En cette période de Ramadan, les habitants de Bangui, la capitale de la Centrafrique, sont confrontés à un double défi : maintenir leur foi dans des conditions difficiles et lutter contre l’inflation alimentaire qui frappe le pays. Cette situation met à mal leur capacité à s’approvisionner en nourriture pour l’Iftar, le repas de rupture du jeûne du Ramadan.
D’un côté, l’épreuve de la foi est évidente. Le Ramadan est un mois de jeûne, de prière et de contemplation pour les musulmans du monde entier. Mais dans le contexte instable de la Centrafrique, avec une situation sécuritaire précaire, la pratique religieuse devient un défi quotidien. S’ajoute à cela la précarité économique qui affecte une large partie de la population, évaluée à plus de 4.7 millions d’habitants en 2021.
De l’autre côté, l’inflation alimentaire, exacerbée par la pandémie COVID-19, a connu ces derniers mois une hausse importante. D’après le Fonds Monétaire International (FMI), le taux d’inflation annuel moyen en Centrafrique était de 3.2% en 2020, avec une forte augmentation des prix des denrées alimentaires.
Selon les observateurs locaux, le coût de l’alimentation a augmenté d’au moins 25% depuis le début de l’année 2021. Un sac de riz, de base alimentaire dans le pays, qui coûtait environ 18 000 Francs CFA (27 euros) en janvier est passé à plus de 22 500 Francs CFA (34 euros) en avril.
Ces augmentations de prix ont des conséquences désastreuses pour les populations à faible revenu, en particulier pendant le Ramadan, période durant laquelle la demande alimentaire augmente traditionnellement. La Banque Mondiale estime que plus de 70% de la population vit en dessous du seuil de pauvreté, avec moins de 1,90 dollar par jour.
Les causes de cette inflation sont multiples. La pandémie de COVID-19 a contribué à une perturbation massive de la chaîne d’approvisionnement alimentaire. Les mesures de confinement, les restrictions sur le commerce et les mouvements de population, que beaucoup de pays ont mises en place pour endiguer la propagation du virus, ont considérablement ralenti l’importation des biens de consommation courante, dont alimentaire.
De plus, la Centrafrique, qui importe environ 50% de sa consommation alimentaire selon l’Organisation des Nations Unies pour l’alimentation et l’agriculture (FAO), est également affectée par les conflits armés internes. Ces tensions politiques et militaires ont eu un impact négatif sur la production locale et l’acheminement des biens alimentaires.

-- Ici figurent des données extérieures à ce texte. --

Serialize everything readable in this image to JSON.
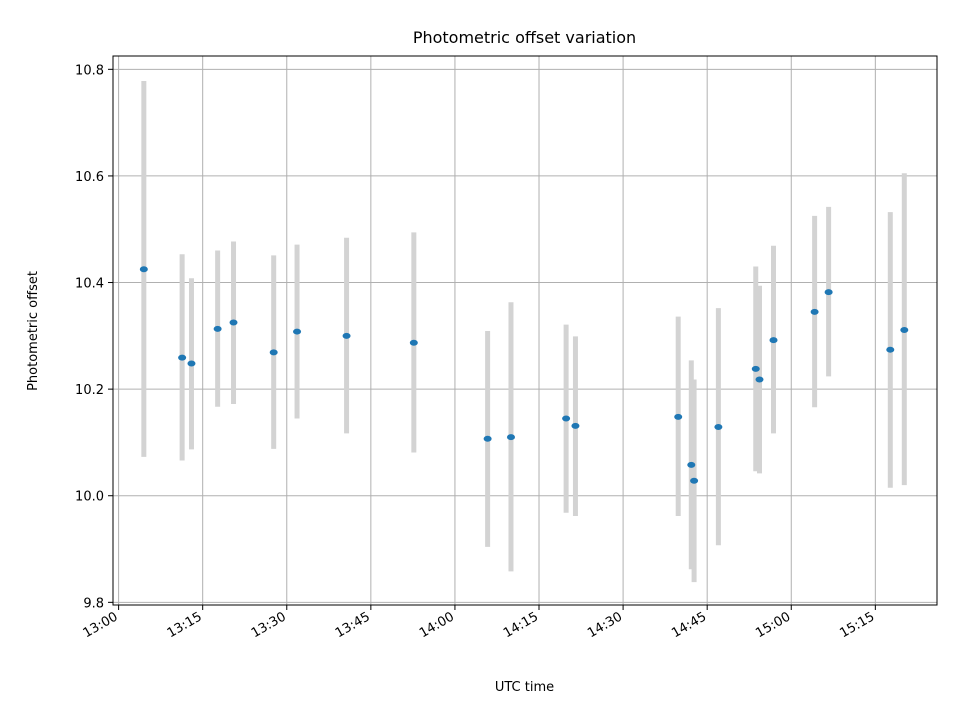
{
  "chart_data": {
    "type": "scatter",
    "title": "Photometric offset variation",
    "xlabel": "UTC time",
    "ylabel": "Photometric offset",
    "xlim": [
      "12:59",
      "15:26"
    ],
    "ylim": [
      9.795,
      10.825
    ],
    "grid": true,
    "x_ticks": [
      "13:00",
      "13:15",
      "13:30",
      "13:45",
      "14:00",
      "14:15",
      "14:30",
      "14:45",
      "15:00",
      "15:15"
    ],
    "y_ticks": [
      "9.8",
      "10.0",
      "10.2",
      "10.4",
      "10.6",
      "10.8"
    ],
    "marker_color": "#1f77b4",
    "errorbar_color": "#d3d3d3",
    "series": [
      {
        "points": [
          {
            "x": "13:04:30",
            "y": 10.425,
            "ylo": 10.073,
            "yhi": 10.778
          },
          {
            "x": "13:11:20",
            "y": 10.259,
            "ylo": 10.066,
            "yhi": 10.453
          },
          {
            "x": "13:13:00",
            "y": 10.248,
            "ylo": 10.087,
            "yhi": 10.408
          },
          {
            "x": "13:17:40",
            "y": 10.313,
            "ylo": 10.167,
            "yhi": 10.46
          },
          {
            "x": "13:20:30",
            "y": 10.325,
            "ylo": 10.172,
            "yhi": 10.477
          },
          {
            "x": "13:27:40",
            "y": 10.269,
            "ylo": 10.088,
            "yhi": 10.451
          },
          {
            "x": "13:31:50",
            "y": 10.308,
            "ylo": 10.145,
            "yhi": 10.471
          },
          {
            "x": "13:40:40",
            "y": 10.3,
            "ylo": 10.117,
            "yhi": 10.484
          },
          {
            "x": "13:52:40",
            "y": 10.287,
            "ylo": 10.081,
            "yhi": 10.494
          },
          {
            "x": "14:05:50",
            "y": 10.107,
            "ylo": 9.904,
            "yhi": 10.309
          },
          {
            "x": "14:10:00",
            "y": 10.11,
            "ylo": 9.858,
            "yhi": 10.363
          },
          {
            "x": "14:19:50",
            "y": 10.145,
            "ylo": 9.968,
            "yhi": 10.321
          },
          {
            "x": "14:21:30",
            "y": 10.131,
            "ylo": 9.962,
            "yhi": 10.299
          },
          {
            "x": "14:39:50",
            "y": 10.148,
            "ylo": 9.962,
            "yhi": 10.336
          },
          {
            "x": "14:42:10",
            "y": 10.058,
            "ylo": 9.862,
            "yhi": 10.254
          },
          {
            "x": "14:42:40",
            "y": 10.028,
            "ylo": 9.838,
            "yhi": 10.218
          },
          {
            "x": "14:47:00",
            "y": 10.129,
            "ylo": 9.907,
            "yhi": 10.352
          },
          {
            "x": "14:53:40",
            "y": 10.238,
            "ylo": 10.046,
            "yhi": 10.43
          },
          {
            "x": "14:54:20",
            "y": 10.218,
            "ylo": 10.042,
            "yhi": 10.394
          },
          {
            "x": "14:56:50",
            "y": 10.292,
            "ylo": 10.117,
            "yhi": 10.469
          },
          {
            "x": "15:04:10",
            "y": 10.345,
            "ylo": 10.166,
            "yhi": 10.525
          },
          {
            "x": "15:06:40",
            "y": 10.382,
            "ylo": 10.224,
            "yhi": 10.542
          },
          {
            "x": "15:17:40",
            "y": 10.274,
            "ylo": 10.015,
            "yhi": 10.532
          },
          {
            "x": "15:20:10",
            "y": 10.311,
            "ylo": 10.02,
            "yhi": 10.605
          }
        ]
      }
    ]
  }
}
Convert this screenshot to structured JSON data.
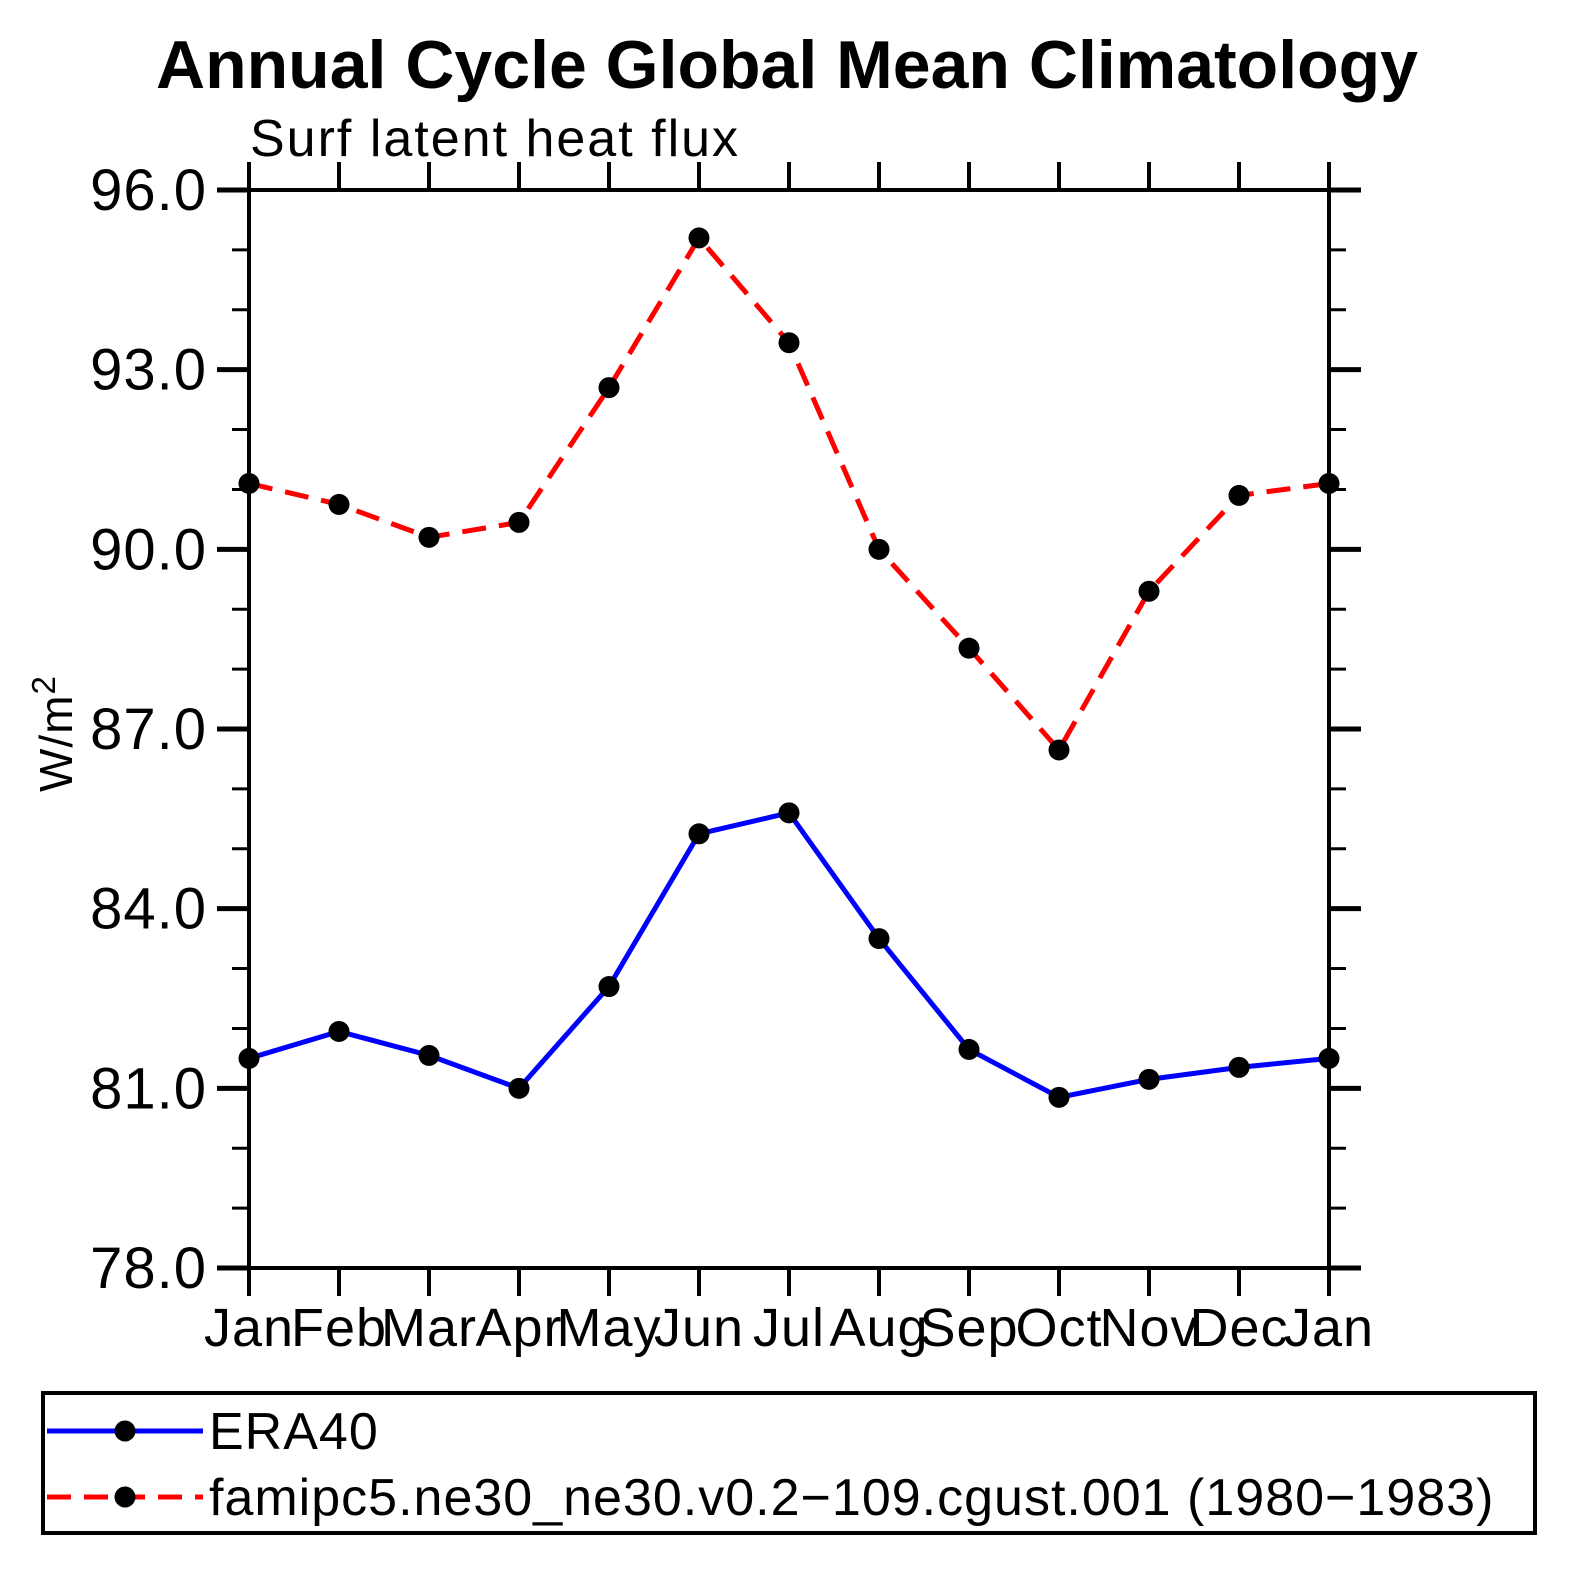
{
  "page": {
    "background": "#ffffff",
    "frame_color": "#000000"
  },
  "chart_data": {
    "type": "line",
    "title": "Annual Cycle Global Mean Climatology",
    "subtitle": "Surf latent heat flux",
    "ylabel_base": "W/m",
    "ylabel_sup": "2",
    "x_categories": [
      "Jan",
      "Feb",
      "Mar",
      "Apr",
      "May",
      "Jun",
      "Jul",
      "Aug",
      "Sep",
      "Oct",
      "Nov",
      "Dec",
      "Jan"
    ],
    "ylim": [
      78.0,
      96.0
    ],
    "y_major_ticks": [
      78.0,
      81.0,
      84.0,
      87.0,
      90.0,
      93.0,
      96.0
    ],
    "y_minor_step": 1.0,
    "grid": "off",
    "legend_position": "bottom",
    "marker": "filled-circle",
    "marker_color": "#000000",
    "series": [
      {
        "name": "ERA40",
        "color": "#0000ff",
        "style": "solid",
        "values": [
          81.5,
          81.95,
          81.55,
          81.0,
          82.7,
          85.25,
          85.6,
          83.5,
          81.65,
          80.85,
          81.15,
          81.35,
          81.5
        ]
      },
      {
        "name": "famipc5.ne30_ne30.v0.2−109.cgust.001 (1980−1983)",
        "color": "#ff0000",
        "style": "dashed",
        "values": [
          91.1,
          90.75,
          90.2,
          90.45,
          92.7,
          95.2,
          93.45,
          90.0,
          88.35,
          86.65,
          89.3,
          90.9,
          91.1
        ]
      }
    ]
  }
}
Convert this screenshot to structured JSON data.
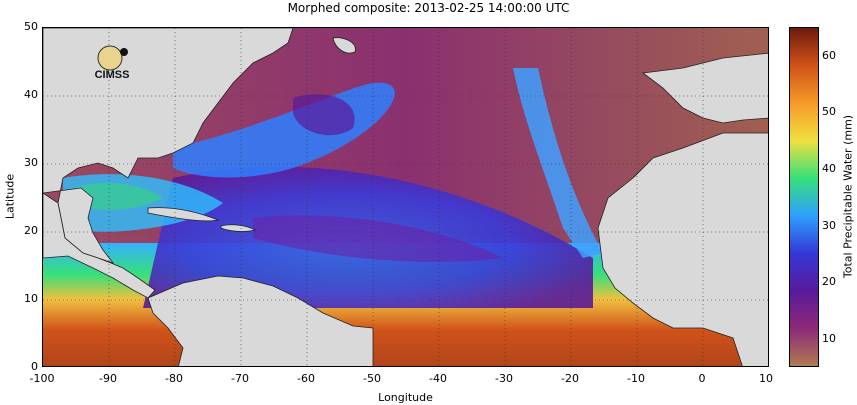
{
  "title": "Morphed composite: 2013-02-25 14:00:00 UTC",
  "axes": {
    "xlabel": "Longitude",
    "ylabel": "Latitude",
    "xticks": [
      "-100",
      "-90",
      "-80",
      "-70",
      "-60",
      "-50",
      "-40",
      "-30",
      "-20",
      "-10",
      "0",
      "10"
    ],
    "yticks": [
      "50",
      "40",
      "30",
      "20",
      "10",
      "0"
    ]
  },
  "colorbar": {
    "title": "Total Precipitable Water (mm)",
    "ticks": [
      "60",
      "50",
      "40",
      "30",
      "20",
      "10"
    ],
    "range_mm": [
      5,
      65
    ],
    "colors": [
      "#b07a52",
      "#8c2a78",
      "#5a1a9a",
      "#3338d8",
      "#2ea0ff",
      "#36e07a",
      "#f0e040",
      "#f59a28",
      "#d0521a",
      "#6e1a0e"
    ]
  },
  "map": {
    "lon_range": [
      -100,
      10
    ],
    "lat_range": [
      0,
      50
    ],
    "land_color": "#d9d9d9",
    "grid_style": "dotted",
    "logo_text": "CIMSS"
  }
}
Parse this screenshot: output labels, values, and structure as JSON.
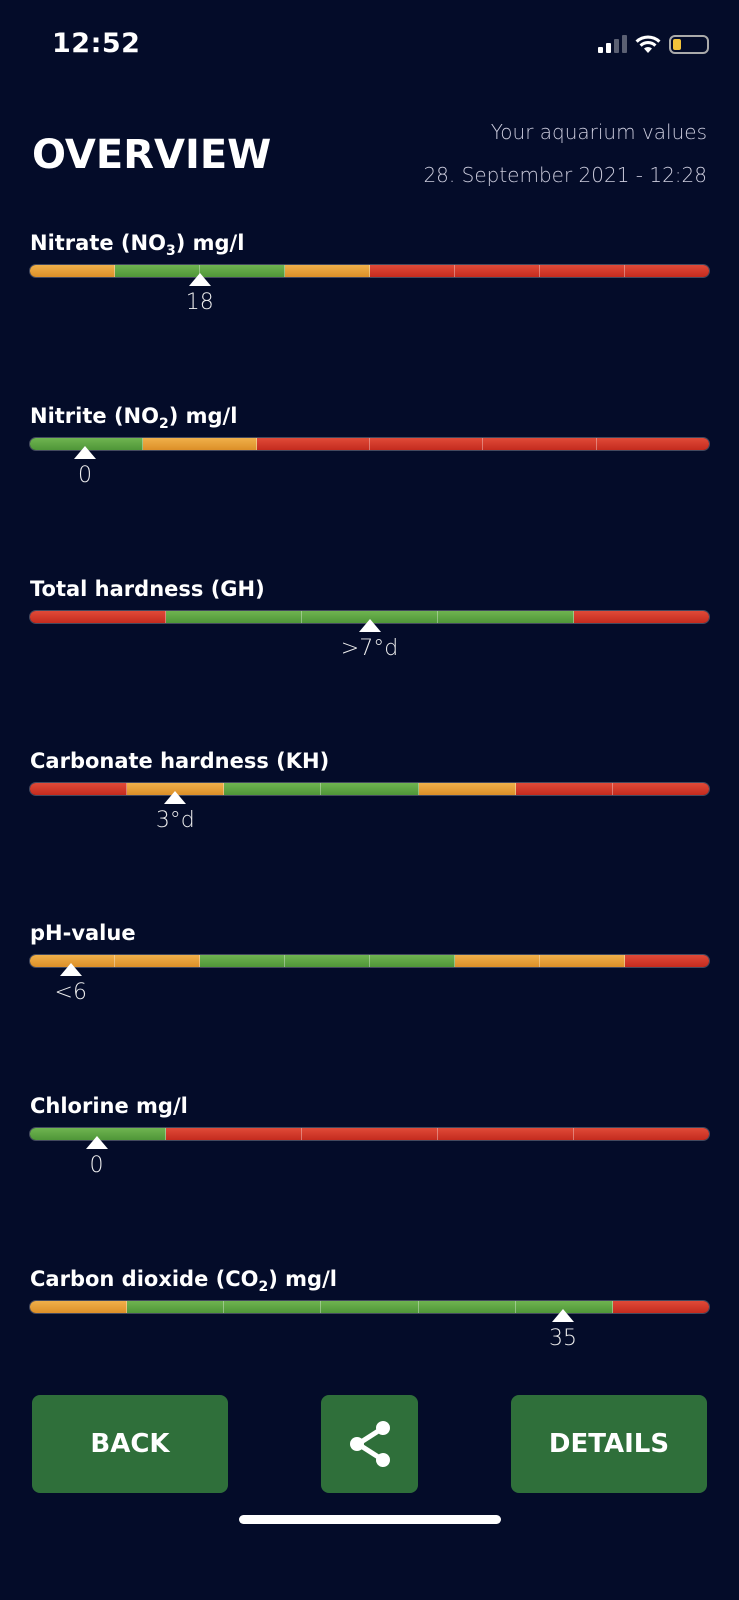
{
  "status_bar": {
    "time": "12:52",
    "signal": "cellular-signal-icon",
    "wifi": "wifi-icon",
    "battery": "battery-low-icon"
  },
  "header": {
    "title": "OVERVIEW",
    "subtitle": "Your aquarium values",
    "datetime": "28. September 2021 - 12:28"
  },
  "colors": {
    "background": "#040c29",
    "orange": "#e8a03a",
    "green": "#5ea444",
    "red": "#d43a2a",
    "button": "#2f6f3a"
  },
  "parameters": [
    {
      "label": "Nitrate (NO",
      "sub": "3",
      "suffix": ") mg/l",
      "value": "18",
      "marker_fraction": 0.25,
      "segments": [
        "o",
        "g",
        "g",
        "o",
        "r",
        "r",
        "r",
        "r"
      ]
    },
    {
      "label": "Nitrite (NO",
      "sub": "2",
      "suffix": ") mg/l",
      "value": "0",
      "marker_fraction": 0.081,
      "segments": [
        "g",
        "o",
        "r",
        "r",
        "r",
        "r"
      ]
    },
    {
      "label": "Total hardness (GH)",
      "sub": "",
      "suffix": "",
      "value": ">7°d",
      "marker_fraction": 0.5,
      "segments": [
        "r",
        "g",
        "g",
        "g",
        "r"
      ]
    },
    {
      "label": "Carbonate hardness (KH)",
      "sub": "",
      "suffix": "",
      "value": "3°d",
      "marker_fraction": 0.214,
      "segments": [
        "r",
        "o",
        "g",
        "g",
        "o",
        "r",
        "r"
      ]
    },
    {
      "label": "pH-value",
      "sub": "",
      "suffix": "",
      "value": "<6",
      "marker_fraction": 0.06,
      "segments": [
        "o",
        "o",
        "g",
        "g",
        "g",
        "o",
        "o",
        "r"
      ]
    },
    {
      "label": "Chlorine mg/l",
      "sub": "",
      "suffix": "",
      "value": "0",
      "marker_fraction": 0.098,
      "segments": [
        "g",
        "r",
        "r",
        "r",
        "r"
      ]
    },
    {
      "label": "Carbon dioxide (CO",
      "sub": "2",
      "suffix": ") mg/l",
      "value": "35",
      "marker_fraction": 0.785,
      "segments": [
        "o",
        "g",
        "g",
        "g",
        "g",
        "g",
        "r"
      ]
    }
  ],
  "buttons": {
    "back": "BACK",
    "share": "share-icon",
    "details": "DETAILS"
  }
}
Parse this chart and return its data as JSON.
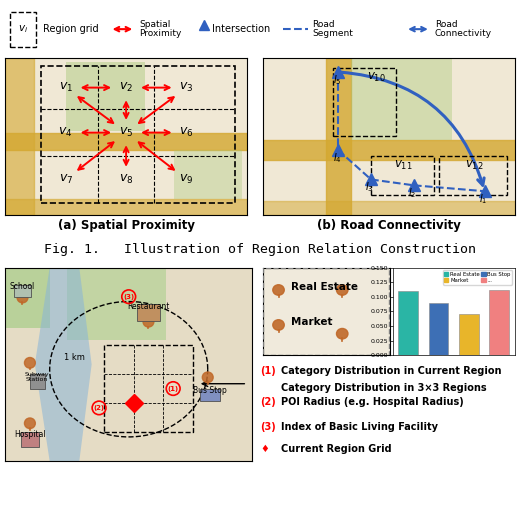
{
  "fig_title": "Fig. 1.   Illustration of Region Relation Construction",
  "sub_a_title": "(a) Spatial Proximity",
  "sub_b_title": "(b) Road Connectivity",
  "bar_values": [
    0.11,
    0.09,
    0.07,
    0.112
  ],
  "bar_colors": [
    "#2ab5a5",
    "#3d6fb5",
    "#e8b52a",
    "#f08080"
  ],
  "ylim": [
    0,
    0.15
  ],
  "yticks": [
    0.0,
    0.025,
    0.05,
    0.075,
    0.1,
    0.125,
    0.15
  ],
  "map_bg": "#f0e8d5",
  "map2_bg": "#e8dfc8",
  "road_color": "#d4a830",
  "green_color": "#a8c878",
  "blue_color": "#3060c0",
  "red_color": "#cc0000",
  "legend_items": [
    {
      "label": "Region grid",
      "type": "dashed_box"
    },
    {
      "label": "Spatial\nProximity",
      "type": "red_arrow"
    },
    {
      "label": "Intersection",
      "type": "blue_triangle"
    },
    {
      "label": "Road\nSegment",
      "type": "blue_dashed"
    },
    {
      "label": "Road\nConnectivity",
      "type": "blue_arrow"
    }
  ],
  "bar_legend_items": [
    {
      "label": "Real Estate",
      "color": "#2ab5a5"
    },
    {
      "label": "Market",
      "color": "#e8b52a"
    },
    {
      "label": "Bus Stop",
      "color": "#3d6fb5"
    },
    {
      "label": "...",
      "color": "#f08080"
    }
  ],
  "ann_texts": [
    {
      "num": "(1)",
      "line1": "Category Distribution in Current Region",
      "line2": "Category Distribution in 3×3 Regions"
    },
    {
      "num": "(2)",
      "line1": "POI Radius (e.g. Hospital Radius)",
      "line2": null
    },
    {
      "num": "(3)",
      "line1": "Index of Basic Living Facility",
      "line2": null
    },
    {
      "num": "♦",
      "line1": "Current Region Grid",
      "line2": null
    }
  ]
}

Face à cette situation, les habitants de Bangui doivent se montrer créatifs pour surmonter ces défis. Certains ont revu à la baisse la quantité de nourriture consommée lors de l’Iftar. D’autres se sont tournées vers les produits locaux, moins chers mais aussi moins disponibles en raison des conflits.
La problématique du Ramadan en Centrafrique est donc bien plus complexe qu’une simple question de foi. C’est un exemple concret des défis que pose la conjoncture mondiale actuelle : instabilité politique, précarité économique, pandémie et inflation. Une réalité amère pour les habitants de Bangui, pour qui le mois de piété et de partage se transforme en lutte pour la survie.